Tras seis películas en ocho años, Harry Potter ha pasado de ser un niño a casi un adulto, y eso se nota en la evolución del estilo cinematográfico de la primera parte de "The Deathly Hallows", una historia a la que le falta humor y le sobra trascendencia.
Oscuridad es la palabra que mejor describe este séptimo largometraje de la saga, el penúltimo, que sirve de prolegómeno a la esperadísima y anunciadísima fase final.

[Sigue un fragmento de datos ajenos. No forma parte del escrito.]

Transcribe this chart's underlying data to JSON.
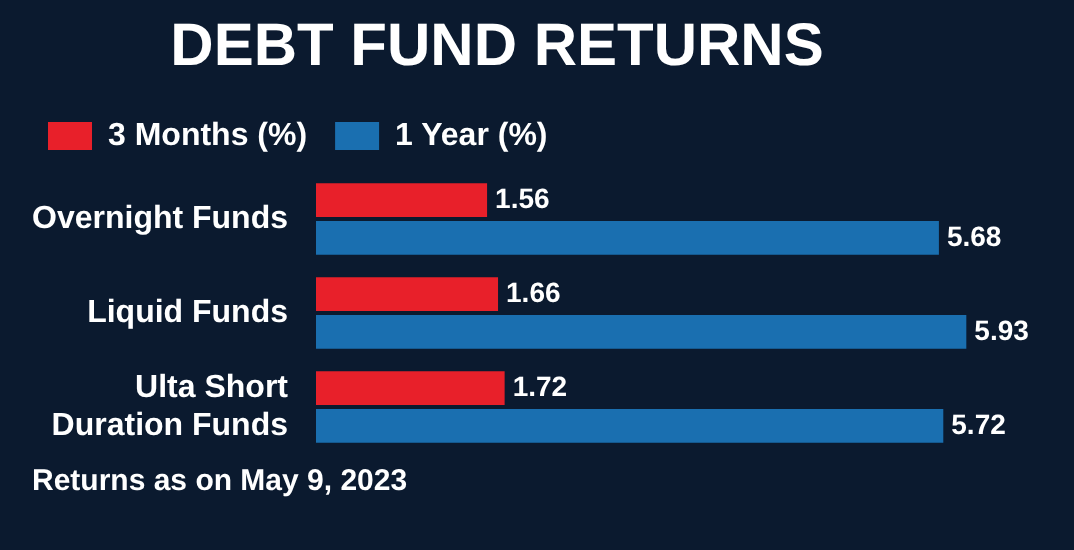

En esta ocasión, Potter (Daniel Radcliffe) y sus inseparables amigos, Hermione (Emma Watson) y Ron (Rupert Grint) salen del ambiente seguro y protegido de Hogwarts para lanzarse a la búsqueda de los Horrocruxes en los que el malvado Voldemort ha dividido su alma. Destruirlos es la única forma de acabar con él.
Con una trama muy fiel al libro de Rowling en que se basa, el director Peter Yates ha construido una larguísima primera parte -146 minutos- en la que la irregularidad es la nota dominante.
Escenas de acción muy bien rodadas y con un ritmo endiablado se alternan con la estancia de los amigos aislados en el bosque para huir de Voldemort y los mortífagos que les persiguen.
Un aislamiento que da lugar a secuencias bastante ñoñas por las tensiones que se crean entre los tres amigos, pero que probablemente complacerán al ejército de adolescentes que siguen sus historias como si fuera una religión.